びしり、と、殿の人差し指が俺の方に向けられる。

今、その美しい指の周りに、絶対に効果線が見えた。そうだ、ここはきっと漫画の中なんだ。俺は無意識に現実逃避を始めていた。

「君、運が悪いんだ」

気の毒にねぇ、と、ようやく昼食を再開した会長が呟く。
いや、そこ、流しておいてもらって構いませんけど?

「本当に、酷いもんなんだよ。
コイツがラッキーなのは、俺の後輩だってことだけなんだ」

いや、それが全ての不幸の源だと思いますけど?!

俺の心のツッコミなど無視で、ほうほう、と、会長は話を聞いている。

「いつか、コイツ。

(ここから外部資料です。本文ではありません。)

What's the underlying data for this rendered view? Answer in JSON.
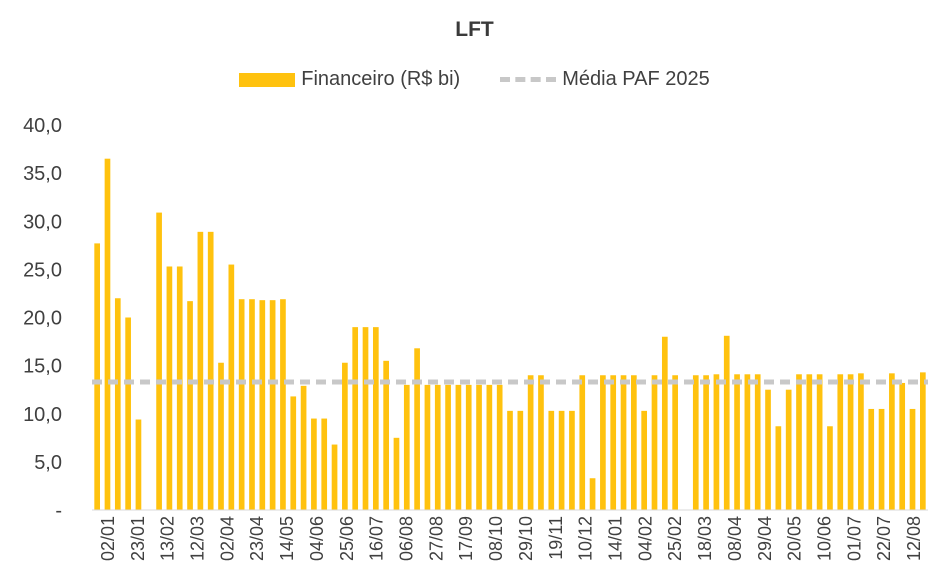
{
  "chart_data": {
    "type": "bar",
    "title": "LFT",
    "legend": {
      "placement": "top",
      "entries": [
        "Financeiro (R$ bi)",
        "Média PAF 2025"
      ]
    },
    "ylim": [
      0,
      40
    ],
    "yticks": [
      "-",
      "5,0",
      "10,0",
      "15,0",
      "20,0",
      "25,0",
      "30,0",
      "35,0",
      "40,0"
    ],
    "xtick_labels": [
      "02/01",
      "23/01",
      "13/02",
      "12/03",
      "02/04",
      "23/04",
      "14/05",
      "04/06",
      "25/06",
      "16/07",
      "06/08",
      "27/08",
      "17/09",
      "08/10",
      "29/10",
      "19/11",
      "10/12",
      "14/01",
      "04/02",
      "25/02",
      "18/03",
      "08/04",
      "29/04",
      "20/05",
      "10/06",
      "01/07",
      "22/07",
      "12/08"
    ],
    "grid": false,
    "series": [
      {
        "name": "Financeiro (R$ bi)",
        "color": "#FFC20E",
        "values": [
          27.7,
          36.5,
          22,
          20,
          9.4,
          0,
          30.9,
          25.3,
          25.3,
          21.7,
          28.9,
          28.9,
          15.3,
          25.5,
          21.9,
          21.9,
          21.8,
          21.8,
          21.9,
          11.8,
          12.9,
          9.5,
          9.5,
          6.8,
          15.3,
          19,
          19,
          19,
          15.5,
          7.5,
          13,
          16.8,
          13,
          13,
          13,
          13,
          13,
          13,
          13,
          13,
          10.3,
          10.3,
          14,
          14,
          10.3,
          10.3,
          10.3,
          14,
          3.3,
          14,
          14,
          14,
          14,
          10.3,
          14,
          18,
          14,
          0,
          14,
          14,
          14.1,
          18.1,
          14.1,
          14.1,
          14.1,
          12.5,
          8.7,
          12.5,
          14.1,
          14.1,
          14.1,
          8.7,
          14.1,
          14.1,
          14.2,
          10.5,
          10.5,
          14.2,
          13.2,
          10.5,
          14.3
        ]
      },
      {
        "name": "Média PAF 2025",
        "color": "#C8C8C8",
        "type": "line",
        "style": "dashed",
        "value": 13.3
      }
    ]
  }
}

自分が食ったバナナの皮でスベって転んで死ぬんじゃないかと思ってね、俺はそれだけが心配なんだよね」

……そんな心配してもらう必要ありません。

「だから、自戒をこめてバナナって呼んでやってんだ」

「なるほどなぁ」

いつしか、殿の視線は、美談を語る人のものになっていた。
っていうか、会長まで。●子の部屋でゲストの話を聞く●子さんのような顔になってますけど?
この空気に流されるのは止めて下さ~~い!!


俺は放課後に巫女さんを連れてくることを約束して、なんとか教室へと返してもらった。

教室で少しだけ情報を集める。
幸い、巫女さんはあれほどの美人だ。

すぐに彼女の存在するクラスは突き止められた。良かった。
美人って素晴らしいですね、巫女さん!!



しかし、俺は情報を集めるとき同時に、皆から

『お前、あのナルの知り合いだったんだー』
『よく付き合ってられるよね~?』

と、投げつけられる同情とも軽蔑とも分からない、冷たい視線を受け止めなければならなかった。